Title: TFF (Trefoil Factor Family) Peptides and their Potential Roles for Differentiation Processes During Airway Remodeling
Volume: 14
Issue: 25
Author(s): Werner Hoffmann
Affiliation:
Keywords:
TFF peptides, trefoil factors, epithelial repair, airway remodeling, asthma, airway inflammation, goblet cell metaplasia, Clara cell
Abstract: Several lines of defense maintain the surface integrity of the delicate airway epithelium which is regularly subjected to severe trauma. These defense mechanisms include protection by the mucus layer, rapid repair by restitution (cell migration) and regeneration via proliferation and differentiation. Luminal surveillance peptides such as epidermal growth factor (EGF) and trefoil factor family (TFF) peptides support synergistically these processes.
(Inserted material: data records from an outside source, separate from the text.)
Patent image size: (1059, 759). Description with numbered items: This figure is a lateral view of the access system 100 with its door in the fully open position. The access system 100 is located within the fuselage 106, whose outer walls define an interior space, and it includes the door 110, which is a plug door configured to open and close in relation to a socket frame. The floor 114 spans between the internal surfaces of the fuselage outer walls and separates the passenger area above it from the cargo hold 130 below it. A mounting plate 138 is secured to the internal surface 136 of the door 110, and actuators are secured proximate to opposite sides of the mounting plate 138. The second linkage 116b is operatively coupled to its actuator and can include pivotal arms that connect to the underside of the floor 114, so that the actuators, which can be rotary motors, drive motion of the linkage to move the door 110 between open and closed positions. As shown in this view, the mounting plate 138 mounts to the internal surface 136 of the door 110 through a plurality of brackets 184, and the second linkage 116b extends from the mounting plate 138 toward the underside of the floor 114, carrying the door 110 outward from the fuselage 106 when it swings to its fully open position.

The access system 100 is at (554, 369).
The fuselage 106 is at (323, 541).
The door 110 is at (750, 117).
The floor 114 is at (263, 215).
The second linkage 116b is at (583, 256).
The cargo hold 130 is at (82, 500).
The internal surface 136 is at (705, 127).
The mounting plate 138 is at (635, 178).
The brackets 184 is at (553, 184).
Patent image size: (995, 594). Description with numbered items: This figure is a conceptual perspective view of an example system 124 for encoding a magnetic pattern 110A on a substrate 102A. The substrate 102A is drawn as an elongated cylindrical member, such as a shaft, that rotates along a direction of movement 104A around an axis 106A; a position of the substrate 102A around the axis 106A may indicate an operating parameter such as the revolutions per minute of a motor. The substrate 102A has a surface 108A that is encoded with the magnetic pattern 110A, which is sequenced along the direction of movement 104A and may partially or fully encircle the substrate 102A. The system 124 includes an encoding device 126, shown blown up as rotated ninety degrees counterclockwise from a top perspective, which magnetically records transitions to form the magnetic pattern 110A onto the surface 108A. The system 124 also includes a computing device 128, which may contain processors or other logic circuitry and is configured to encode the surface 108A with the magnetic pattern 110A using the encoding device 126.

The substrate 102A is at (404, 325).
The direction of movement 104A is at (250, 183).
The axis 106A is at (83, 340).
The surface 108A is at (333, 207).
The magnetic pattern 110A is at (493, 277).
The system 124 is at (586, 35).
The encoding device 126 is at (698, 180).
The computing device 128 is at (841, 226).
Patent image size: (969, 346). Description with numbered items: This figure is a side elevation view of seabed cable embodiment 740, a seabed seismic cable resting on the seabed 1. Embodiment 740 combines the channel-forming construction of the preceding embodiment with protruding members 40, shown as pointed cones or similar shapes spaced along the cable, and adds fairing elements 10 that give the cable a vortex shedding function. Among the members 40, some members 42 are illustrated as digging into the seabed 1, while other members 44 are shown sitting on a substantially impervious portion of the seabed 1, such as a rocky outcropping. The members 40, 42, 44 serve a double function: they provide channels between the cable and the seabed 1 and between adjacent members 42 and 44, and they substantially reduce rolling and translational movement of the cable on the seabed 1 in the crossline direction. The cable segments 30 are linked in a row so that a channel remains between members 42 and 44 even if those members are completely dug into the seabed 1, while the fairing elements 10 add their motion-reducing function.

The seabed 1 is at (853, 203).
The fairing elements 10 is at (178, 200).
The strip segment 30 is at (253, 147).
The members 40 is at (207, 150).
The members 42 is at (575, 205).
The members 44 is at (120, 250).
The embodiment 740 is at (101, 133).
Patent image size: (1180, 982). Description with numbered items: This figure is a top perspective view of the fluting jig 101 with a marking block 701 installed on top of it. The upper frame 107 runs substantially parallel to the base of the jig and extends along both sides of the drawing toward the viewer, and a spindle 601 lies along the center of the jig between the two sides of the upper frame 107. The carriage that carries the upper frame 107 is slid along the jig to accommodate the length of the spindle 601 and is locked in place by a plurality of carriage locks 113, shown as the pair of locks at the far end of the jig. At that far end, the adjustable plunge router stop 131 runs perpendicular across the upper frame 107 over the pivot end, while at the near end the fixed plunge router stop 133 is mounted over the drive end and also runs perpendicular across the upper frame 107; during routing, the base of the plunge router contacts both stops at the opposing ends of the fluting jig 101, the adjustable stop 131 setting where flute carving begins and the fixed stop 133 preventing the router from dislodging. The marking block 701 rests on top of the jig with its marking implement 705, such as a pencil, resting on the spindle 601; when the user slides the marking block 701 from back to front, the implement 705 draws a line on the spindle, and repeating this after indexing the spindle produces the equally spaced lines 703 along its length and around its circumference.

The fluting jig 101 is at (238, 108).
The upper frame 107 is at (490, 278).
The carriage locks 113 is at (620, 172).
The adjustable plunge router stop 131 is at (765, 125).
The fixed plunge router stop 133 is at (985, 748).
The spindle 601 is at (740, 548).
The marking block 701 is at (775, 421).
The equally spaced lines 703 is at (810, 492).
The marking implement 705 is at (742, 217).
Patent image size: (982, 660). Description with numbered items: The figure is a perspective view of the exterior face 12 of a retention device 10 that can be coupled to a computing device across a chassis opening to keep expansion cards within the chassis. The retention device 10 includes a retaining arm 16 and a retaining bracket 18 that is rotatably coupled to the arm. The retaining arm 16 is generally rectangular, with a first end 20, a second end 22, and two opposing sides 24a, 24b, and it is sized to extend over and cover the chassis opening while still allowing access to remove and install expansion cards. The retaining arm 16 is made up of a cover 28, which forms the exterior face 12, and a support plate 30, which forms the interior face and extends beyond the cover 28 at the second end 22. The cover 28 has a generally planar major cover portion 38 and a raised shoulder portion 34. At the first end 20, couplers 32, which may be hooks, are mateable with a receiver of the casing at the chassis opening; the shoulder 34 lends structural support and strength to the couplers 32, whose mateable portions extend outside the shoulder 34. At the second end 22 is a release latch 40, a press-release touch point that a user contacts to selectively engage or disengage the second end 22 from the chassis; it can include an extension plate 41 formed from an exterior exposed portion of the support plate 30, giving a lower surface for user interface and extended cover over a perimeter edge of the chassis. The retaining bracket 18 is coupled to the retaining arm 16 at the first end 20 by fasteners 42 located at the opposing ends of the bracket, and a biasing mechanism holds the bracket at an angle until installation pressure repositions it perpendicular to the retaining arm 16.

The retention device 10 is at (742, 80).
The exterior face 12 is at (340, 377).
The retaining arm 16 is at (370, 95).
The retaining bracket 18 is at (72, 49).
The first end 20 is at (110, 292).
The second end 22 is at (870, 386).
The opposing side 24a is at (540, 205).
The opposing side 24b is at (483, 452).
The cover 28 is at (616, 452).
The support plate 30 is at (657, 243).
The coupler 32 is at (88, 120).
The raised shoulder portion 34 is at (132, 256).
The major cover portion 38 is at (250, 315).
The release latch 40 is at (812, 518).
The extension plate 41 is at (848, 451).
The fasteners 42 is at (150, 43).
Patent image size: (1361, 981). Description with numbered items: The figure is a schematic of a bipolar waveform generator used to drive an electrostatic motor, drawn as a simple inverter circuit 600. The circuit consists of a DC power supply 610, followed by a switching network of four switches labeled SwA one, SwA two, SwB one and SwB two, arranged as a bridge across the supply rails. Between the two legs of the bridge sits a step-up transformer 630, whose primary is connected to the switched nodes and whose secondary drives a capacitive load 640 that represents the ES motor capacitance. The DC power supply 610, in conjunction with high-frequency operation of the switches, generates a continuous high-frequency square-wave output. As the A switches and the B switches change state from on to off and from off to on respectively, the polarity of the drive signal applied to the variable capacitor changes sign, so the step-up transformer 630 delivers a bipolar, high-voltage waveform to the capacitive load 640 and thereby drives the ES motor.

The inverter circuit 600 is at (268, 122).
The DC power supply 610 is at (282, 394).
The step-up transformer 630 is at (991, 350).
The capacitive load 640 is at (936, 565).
TFFs are well known particularly for their key role in mucosal restitution and there is an increasing body of evidence that TFFs also support mucosal differentiation processes. Mucus overproduction during inflammatory and obstructive airway diseases is a partial consequence of an increase in the number of goblet cells due to cell division (goblet cell hyperplasia) or differentiation (goblet cell metaplasia). Particularly the latter process reflects the plasticity of the airway epithelium and causes intense airway remodeling. Goblet cells are derived, at least in part, from Clara cells, which trans-differentiate from a serous into a mucous phenotype. This process is critically dependent upon IL-13. In a recent report (Kouznetsova et al. AJRCMB 36:286-297, 2007) using a murine asthma model it was shown that trans-differentiating Clara cells specifically express Tff1 which is stored in a specific subset of secretory granules. This points to a role for Tff1 as an autocrine factor for the trans-differentiation of Clara cells toward goblet cells. Such a role of TFFs for differentiation processes of the airways is supported by another recent study (LeSimple et al. AJRCMB 36:296-303, 2007) where induction of TFF3 synthesis was shown with differentiation in in vivo humanized tracheal xenograft and in vitro air-liquid interface culture models. Furthermore, exogenous TFF3 promoted differentiation of ciliated cells in an EGF receptor-dependent manner. Taken together, both studies imply that TFFs may play key roles for various differentiation processes of the airways and they could be promising novel targets in order to treat severe chronic and acute airway diseases.